Иисус тем временем прилег в тени кустов. Его мучила жажда, но колодец был глубоким — как ему напиться? Он склонил голову на грудь и задумался. Трудный он выбрал путь. Тело его слабело, он уставал, подгибались колени, его плоть и дух молили об отдыхе. Он падал, но Господь посылал легкий прохладный ветерок, и его пророк находил в себе силы встать и идти дальше. Но сколько это будет продолжаться? До самой смерти? Или даже после смерти?
Но пока он думал о Господе, людях, смерти, кусты заколебались и из них вышла молодая женщина с кувшином на голове. Подойдя к колодцу, она поставила кувшин на край, и Иисус увидел, как она достала принесенную веревку, зачерпнула воды и наполнила свой кувшин. Жажда его стала нестерпимой.
— Женщина, — промолвил он, выходя к ней из тени, — дай мне напиться.
При его неожиданном появлении женщина испуганно вздрогнула.
— Не бойся, — добавил Иисус. — Я честный человек. Я хочу пить — дай мне напиться.
— Как же так, — ответила она, — ты — галилеянин, как я вижу по одежде, и просишь напиться у меня, самаритянки?
— Если б ты знала, кто говорит тебе: «Женщина, дай мне напиться», ты бы пала ниц к моим ногам и просила бы, чтоб я дал тебе испить бессмертной воды.
— У тебя нет ни веревки, ни ведра, а колодец глубок, — удивленно промолвила женщина. — Как же ты достанешь воду, чтобы дать мне напиться?

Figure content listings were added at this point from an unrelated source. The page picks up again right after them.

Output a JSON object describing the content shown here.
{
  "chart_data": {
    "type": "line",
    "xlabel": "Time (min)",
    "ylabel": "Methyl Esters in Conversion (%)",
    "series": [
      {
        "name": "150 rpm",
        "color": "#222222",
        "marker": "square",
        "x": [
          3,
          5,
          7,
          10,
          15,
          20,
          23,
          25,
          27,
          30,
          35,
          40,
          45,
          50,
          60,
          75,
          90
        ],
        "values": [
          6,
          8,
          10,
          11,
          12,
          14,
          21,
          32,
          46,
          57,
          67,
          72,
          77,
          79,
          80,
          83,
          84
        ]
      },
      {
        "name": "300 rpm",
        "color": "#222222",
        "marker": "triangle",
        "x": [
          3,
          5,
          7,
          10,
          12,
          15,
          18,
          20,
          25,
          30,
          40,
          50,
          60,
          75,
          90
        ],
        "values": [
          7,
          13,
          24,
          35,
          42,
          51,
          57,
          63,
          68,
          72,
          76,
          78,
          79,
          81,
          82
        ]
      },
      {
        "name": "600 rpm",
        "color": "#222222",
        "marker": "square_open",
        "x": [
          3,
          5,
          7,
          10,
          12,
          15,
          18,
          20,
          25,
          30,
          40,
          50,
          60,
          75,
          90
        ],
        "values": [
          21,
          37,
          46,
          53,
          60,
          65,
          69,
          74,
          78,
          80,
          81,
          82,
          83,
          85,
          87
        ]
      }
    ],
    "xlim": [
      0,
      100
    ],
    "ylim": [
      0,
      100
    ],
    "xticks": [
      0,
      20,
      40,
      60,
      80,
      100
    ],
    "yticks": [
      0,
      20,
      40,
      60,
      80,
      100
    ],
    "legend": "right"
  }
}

— Пьющий воду из этого колодца возжаждет снова, — ответил Иисус, — но испивший моей влаги насытится во веки веков.
— Добрый человек, — сказала тогда женщина, — дай мне этой влаги, чтобы я никогда больше не хотела пить и не должна была бы каждый день ходить сюда.
— Пойди позови своего мужа, — сказал Иисус.
— У меня нет мужа.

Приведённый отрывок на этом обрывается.